Cecil Sharp only collected the song twice, both times in Cornwall, and on consecutive days. He noted this version from Mr Bartle Symons of Camborne on 10th May 1913. Mr Symons said he had learned it when he was a boy from a Mr Spargo. David Sutcliffe’s excellent new website Cecil Sharp’s People identifies this as most probably

Thomas Spargo, born 1811, a stonemason who married a widow Sally Bartle in the 1830s. She brought 3 boys and a girl to the marriage (by her first husband William Bartle). Although Sally died in 1862 and Thomas Spargo remarried, he continued to live near to the Bartle/Symons family. He did not die till 1888 and the link between the two families must have been maintained perhaps at Christmas time in the singing of this carol.

 

Nowell Nowell, as collected by Cecil Sharp from Bartle Symons

Nowell Nowell, as collected by Cecil Sharp from Bartle Symons

Sharp published the song, slightly amended, in the 1914 Journal of the Folk-Song Society. The American collector James Madison Carpenter had Mr Symon’s words in his collection, but he appears to have typed them out from the Journal. However he did encounter the carol several times on his visits to Cornwall, and you can hear cylinder and disc recordings made by Carpenter on the VWML site – for instance this recording of an unnamed singer from the late 1920s or early 1930s.

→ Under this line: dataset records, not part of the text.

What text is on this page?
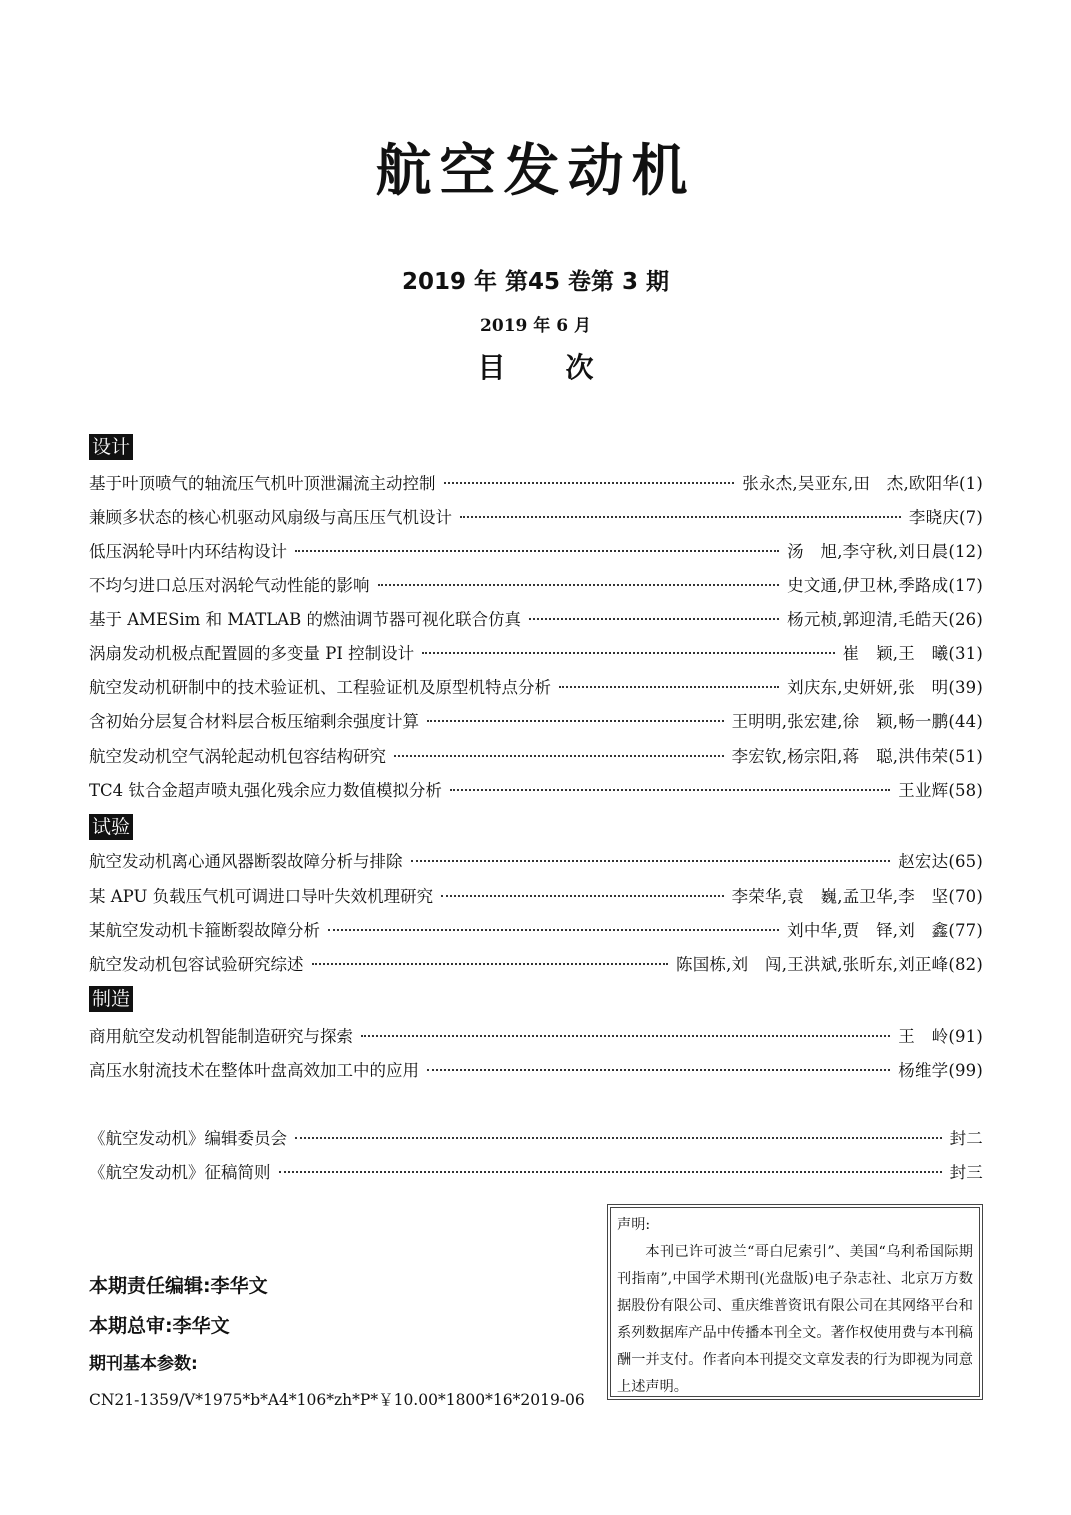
航空发动机
2019 年 第45 卷第 3 期
2019 年 6 月
目次
设计
基于叶顶喷气的轴流压气机叶顶泄漏流主动控制	张永杰,吴亚东,田　杰,欧阳华(1)
兼顾多状态的核心机驱动风扇级与高压压气机设计	李晓庆(7)
低压涡轮导叶内环结构设计	汤　旭,李守秋,刘日晨(12)
不均匀进口总压对涡轮气动性能的影响	史文通,伊卫林,季路成(17)
基于 AMESim 和 MATLAB 的燃油调节器可视化联合仿真	杨元桢,郭迎清,毛皓天(26)
涡扇发动机极点配置圆的多变量 PI 控制设计	崔　颖,王　曦(31)
航空发动机研制中的技术验证机、工程验证机及原型机特点分析	刘庆东,史妍妍,张　明(39)
含初始分层复合材料层合板压缩剩余强度计算	王明明,张宏建,徐　颖,畅一鹏(44)
航空发动机空气涡轮起动机包容结构研究	李宏钦,杨宗阳,蒋　聪,洪伟荣(51)
TC4 钛合金超声喷丸强化残余应力数值模拟分析	王业辉(58)
试验
航空发动机离心通风器断裂故障分析与排除	赵宏达(65)
某 APU 负载压气机可调进口导叶失效机理研究	李荣华,袁　巍,孟卫华,李　坚(70)
某航空发动机卡箍断裂故障分析	刘中华,贾　铎,刘　鑫(77)
航空发动机包容试验研究综述	陈国栋,刘　闯,王洪斌,张昕东,刘正峰(82)
制造
商用航空发动机智能制造研究与探索	王　岭(91)
高压水射流技术在整体叶盘高效加工中的应用	杨维学(99)
《航空发动机》编辑委员会	封二
《航空发动机》征稿简则	封三
本期责任编辑:李华文
本期总审:李华文
期刊基本参数:
CN21-1359/V*1975*b*A4*106*zh*P*￥10.00*1800*16*2019-06
声明:
本刊已许可波兰“哥白尼索引”、美国“乌利希国际期刊指南”,中国学术期刊(光盘版)电子杂志社、北京万方数据股份有限公司、重庆维普资讯有限公司在其网络平台和系列数据库产品中传播本刊全文。著作权使用费与本刊稿酬一并支付。作者向本刊提交文章发表的行为即视为同意上述声明。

Had yesterday’s Magpie Lane concerts taken place yesterday, this carol would almost certainly have been in the programme (we left it out last year, so it was due for a comeback). We recorded it on our 2006 CD, Knock at the Knocker, Ring at the Bell, and it’s been a regular part of our Christmas repertoire ever since. Having stood next to Ian Giles for so many years, I thought I probably wouldn’t have too much trouble learning the words, and this proved to be the case. But although I sing it in the same key as Ian, I found that I couldn’t sing it and play my normal concertina part. So I’ve switched to a different concertina, with different fingering, and that seemed to make things easier. It also helped to make this a bit less of a pale imitation of the Magpie Lane version. To distinguish it further, I decided to retain the 6/8 rhythm as noted by Sharp. This felt really awkward to start with – and, to be honest, I still prefer it in three-time – but I eventually settled into the new time signature. Just to cement the rhythm in my head, I prefaced the song with ‘The Rose’, one of many splendid morris tunes from the Oxfordshire Fieldtown tradition. Think of it as a Christmas rose.